Only after this long time wandb shows the run history and summary and starts a new run.
I’m using wandb in a Gradient Paperspace notebook, running it from the terminal.
I’ve found anyone else with this issue, so it may be something wrong at my side.
Do you have any idea of what the problem might be?
Hi @ogait , in your project workspace, under the overview page for the sweep/runs associated with the sweep, what is the status of those sweeps/runs? Additionally, we can take a look at your debug bundles to verify if there is anything that is causing issues. They are the debug.log and debug-internal.log files located in the working directory of the project inside the wandb folder of the runs. Please provide logs for the runs where you are seeing issues.
Hello Mohammad thanks for the response.
When this happens, both the sweep and the run status is “running”.
Here is an example of debug.log and debug-internal.log (unfortunately the files are too big to be included in this message): Easyupload.io - Upload files for free and transfer big files easily.
Hi @ogait , thank-you for providing the files.
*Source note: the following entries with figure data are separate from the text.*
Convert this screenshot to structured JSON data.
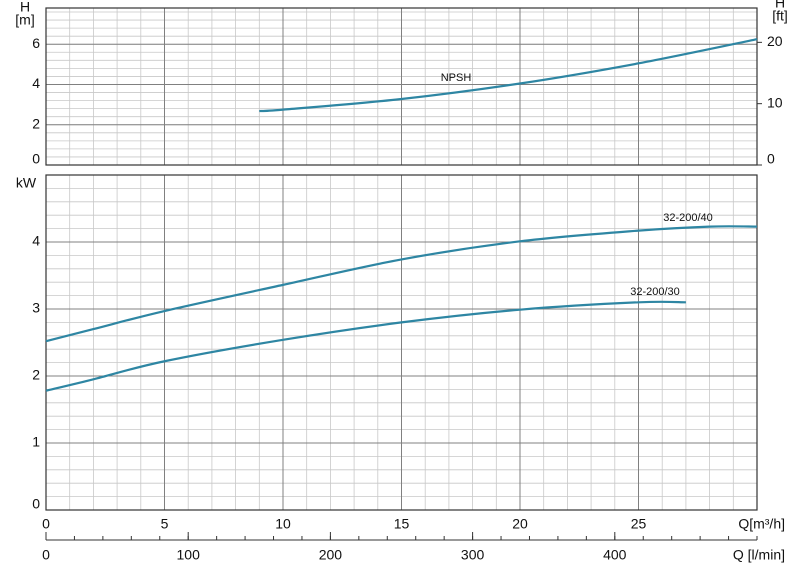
{
  "chart_data": [
    {
      "type": "line",
      "ylabel_lines": [
        "H",
        "[m]"
      ],
      "y2label_lines": [
        "H",
        "[ft]"
      ],
      "xlim": [
        0,
        30
      ],
      "xticks": [
        0,
        5,
        10,
        15,
        20,
        25
      ],
      "ylim": [
        0,
        7.8
      ],
      "yticks": [
        0,
        2,
        4,
        6
      ],
      "y2lim": [
        0,
        25.6
      ],
      "y2ticks": [
        0,
        10,
        20
      ],
      "grid": true,
      "minor_divisions": 5,
      "series": [
        {
          "name": "NPSH",
          "color": "#2e86a3",
          "x": [
            9,
            10,
            15,
            20,
            25,
            30
          ],
          "values": [
            2.68,
            2.75,
            3.28,
            4.05,
            5.05,
            6.25
          ]
        }
      ]
    },
    {
      "type": "line",
      "ylabel": "kW",
      "xlabel": "Q[m³/h]",
      "x2label": "Q [l/min]",
      "xlim": [
        0,
        30
      ],
      "xticks": [
        0,
        5,
        10,
        15,
        20,
        25
      ],
      "x2lim": [
        0,
        500
      ],
      "x2ticks": [
        0,
        100,
        200,
        300,
        400
      ],
      "ylim": [
        0,
        5
      ],
      "yticks": [
        0,
        1,
        2,
        3,
        4
      ],
      "grid": true,
      "minor_divisions": 5,
      "series": [
        {
          "name": "32-200/40",
          "color": "#2e86a3",
          "x": [
            0,
            2,
            5,
            10,
            15,
            20,
            25,
            28,
            30
          ],
          "values": [
            2.52,
            2.7,
            2.97,
            3.36,
            3.74,
            4.01,
            4.17,
            4.23,
            4.23
          ]
        },
        {
          "name": "32-200/30",
          "color": "#2e86a3",
          "x": [
            0,
            2,
            5,
            10,
            15,
            20,
            25,
            27
          ],
          "values": [
            1.78,
            1.95,
            2.22,
            2.54,
            2.8,
            2.99,
            3.1,
            3.1
          ]
        }
      ]
    }
  ]
}
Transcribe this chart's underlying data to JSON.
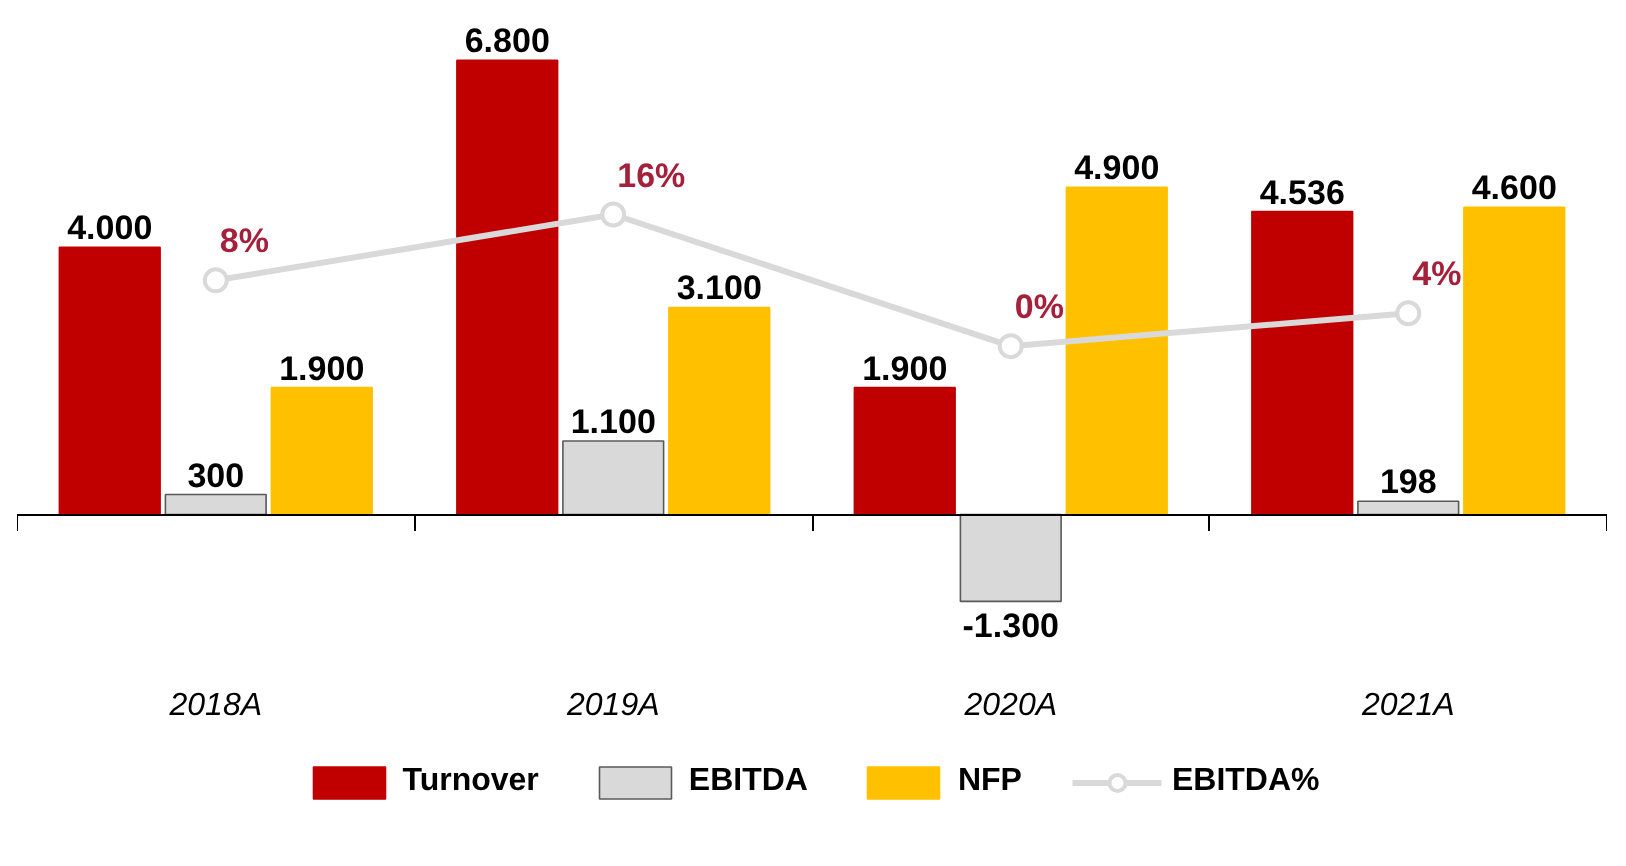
{
  "chart_data": {
    "type": "bar",
    "categories": [
      "2018A",
      "2019A",
      "2020A",
      "2021A"
    ],
    "series": [
      {
        "name": "Turnover",
        "color": "#c00000",
        "values": [
          4000,
          6800,
          1900,
          4536
        ],
        "value_labels": [
          "4.000",
          "6.800",
          "1.900",
          "4.536"
        ]
      },
      {
        "name": "EBITDA",
        "color": "#d9d9d9",
        "values": [
          300,
          1100,
          -1300,
          198
        ],
        "value_labels": [
          "300",
          "1.100",
          "-1.300",
          "198"
        ]
      },
      {
        "name": "NFP",
        "color": "#ffc000",
        "values": [
          1900,
          3100,
          4900,
          4600
        ],
        "value_labels": [
          "1.900",
          "3.100",
          "4.900",
          "4.600"
        ]
      },
      {
        "name": "EBITDA%",
        "type": "line",
        "axis": "y2",
        "color": "#d9d9d9",
        "marker": "circle",
        "values": [
          8,
          16,
          0,
          4
        ],
        "value_labels": [
          "8%",
          "16%",
          "0%",
          "4%"
        ]
      }
    ],
    "legend": "bottom"
  }
}
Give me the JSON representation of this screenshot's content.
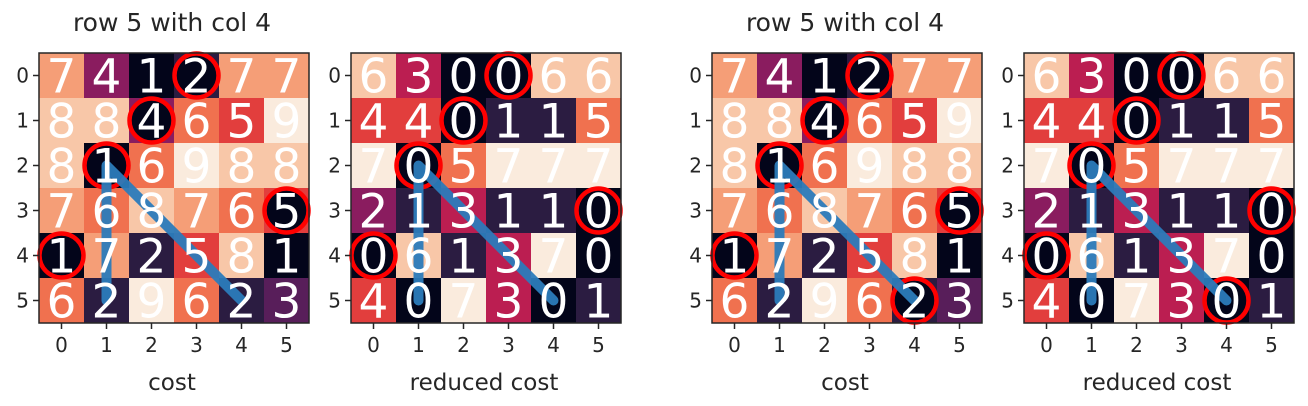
{
  "chart_data": [
    {
      "type": "heatmap",
      "title": "row 5 with col 4",
      "xlabel": "cost",
      "x_ticks": [
        "0",
        "1",
        "2",
        "3",
        "4",
        "5"
      ],
      "y_ticks": [
        "0",
        "1",
        "2",
        "3",
        "4",
        "5"
      ],
      "values": [
        [
          7,
          4,
          1,
          2,
          7,
          7
        ],
        [
          8,
          8,
          4,
          6,
          5,
          9
        ],
        [
          8,
          1,
          6,
          9,
          8,
          8
        ],
        [
          7,
          6,
          8,
          7,
          6,
          5
        ],
        [
          1,
          7,
          2,
          5,
          8,
          1
        ],
        [
          6,
          2,
          9,
          6,
          2,
          3
        ]
      ],
      "circled_cells": [
        [
          0,
          3
        ],
        [
          1,
          2
        ],
        [
          2,
          1
        ],
        [
          3,
          5
        ],
        [
          4,
          0
        ]
      ],
      "path": [
        [
          2,
          1
        ],
        [
          4,
          1
        ],
        [
          5,
          1
        ],
        [
          2,
          1
        ],
        [
          5,
          4
        ]
      ]
    },
    {
      "type": "heatmap",
      "xlabel": "reduced cost",
      "x_ticks": [
        "0",
        "1",
        "2",
        "3",
        "4",
        "5"
      ],
      "y_ticks": [
        "0",
        "1",
        "2",
        "3",
        "4",
        "5"
      ],
      "values": [
        [
          6,
          3,
          0,
          0,
          6,
          6
        ],
        [
          4,
          4,
          0,
          1,
          1,
          5
        ],
        [
          7,
          0,
          5,
          7,
          7,
          7
        ],
        [
          2,
          1,
          3,
          1,
          1,
          0
        ],
        [
          0,
          6,
          1,
          3,
          7,
          0
        ],
        [
          4,
          0,
          7,
          3,
          0,
          1
        ]
      ],
      "circled_cells": [
        [
          0,
          3
        ],
        [
          1,
          2
        ],
        [
          2,
          1
        ],
        [
          3,
          5
        ],
        [
          4,
          0
        ]
      ],
      "path": [
        [
          2,
          1
        ],
        [
          4,
          1
        ],
        [
          5,
          1
        ],
        [
          2,
          1
        ],
        [
          5,
          4
        ]
      ]
    },
    {
      "type": "heatmap",
      "title": "row 5 with col 4",
      "xlabel": "cost",
      "x_ticks": [
        "0",
        "1",
        "2",
        "3",
        "4",
        "5"
      ],
      "y_ticks": [
        "0",
        "1",
        "2",
        "3",
        "4",
        "5"
      ],
      "values": [
        [
          7,
          4,
          1,
          2,
          7,
          7
        ],
        [
          8,
          8,
          4,
          6,
          5,
          9
        ],
        [
          8,
          1,
          6,
          9,
          8,
          8
        ],
        [
          7,
          6,
          8,
          7,
          6,
          5
        ],
        [
          1,
          7,
          2,
          5,
          8,
          1
        ],
        [
          6,
          2,
          9,
          6,
          2,
          3
        ]
      ],
      "circled_cells": [
        [
          0,
          3
        ],
        [
          1,
          2
        ],
        [
          2,
          1
        ],
        [
          3,
          5
        ],
        [
          4,
          0
        ],
        [
          5,
          4
        ]
      ],
      "path": [
        [
          2,
          1
        ],
        [
          4,
          1
        ],
        [
          5,
          1
        ],
        [
          2,
          1
        ],
        [
          5,
          4
        ]
      ]
    },
    {
      "type": "heatmap",
      "xlabel": "reduced cost",
      "x_ticks": [
        "0",
        "1",
        "2",
        "3",
        "4",
        "5"
      ],
      "y_ticks": [
        "0",
        "1",
        "2",
        "3",
        "4",
        "5"
      ],
      "values": [
        [
          6,
          3,
          0,
          0,
          6,
          6
        ],
        [
          4,
          4,
          0,
          1,
          1,
          5
        ],
        [
          7,
          0,
          5,
          7,
          7,
          7
        ],
        [
          2,
          1,
          3,
          1,
          1,
          0
        ],
        [
          0,
          6,
          1,
          3,
          7,
          0
        ],
        [
          4,
          0,
          7,
          3,
          0,
          1
        ]
      ],
      "circled_cells": [
        [
          0,
          3
        ],
        [
          1,
          2
        ],
        [
          2,
          1
        ],
        [
          3,
          5
        ],
        [
          4,
          0
        ],
        [
          5,
          4
        ]
      ],
      "path": [
        [
          2,
          1
        ],
        [
          4,
          1
        ],
        [
          5,
          1
        ],
        [
          2,
          1
        ],
        [
          5,
          4
        ]
      ]
    }
  ],
  "colors": {
    "colormap": [
      "#03051a",
      "#2b1c41",
      "#581e5a",
      "#8a1c5f",
      "#bb1e51",
      "#e23e3d",
      "#f0714f",
      "#f59e77",
      "#f8c7a8",
      "#faebdd"
    ],
    "circle": "#ff0000",
    "path": "#2b7bba",
    "cell_text": "#ffffff",
    "axes_text": "#262626"
  }
}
After review it appears this is due to a performance related bug on our end where the run exit response hangs until all the run data syncs, example. [wandb_run.py:_on_finish():2221] got exit ret: None. This bugs shows up in runs with a lot of .log calls. The bug is currently in Selected For Development. I will update you here when there has been movement.
Thanks for the update Mohammad!
Can I do something to reduce the number of log calls?
I am using fastai with the following callback WandbCallback(log_model=False, log_preds=False) and at the end of training I use wandb.summary to save six simple variables.
A few years ago, you reached out to us regarding wandb syncing data at a very slow rate. I am pleased to announce that our engineering team has worked hard to rebuild our SDK from the ground up with a focus on significant performance improvements with up to 88% gain when logging through multiple processes. To try out our new SDK, upgrade to wandb ≥ v0.17.3 and add wandb.require("core") to your scripts for improved logging performance. We would love to have you try it out and give us your thoughts on the impact it has had on your experiment runs. If you have any questions please let us know.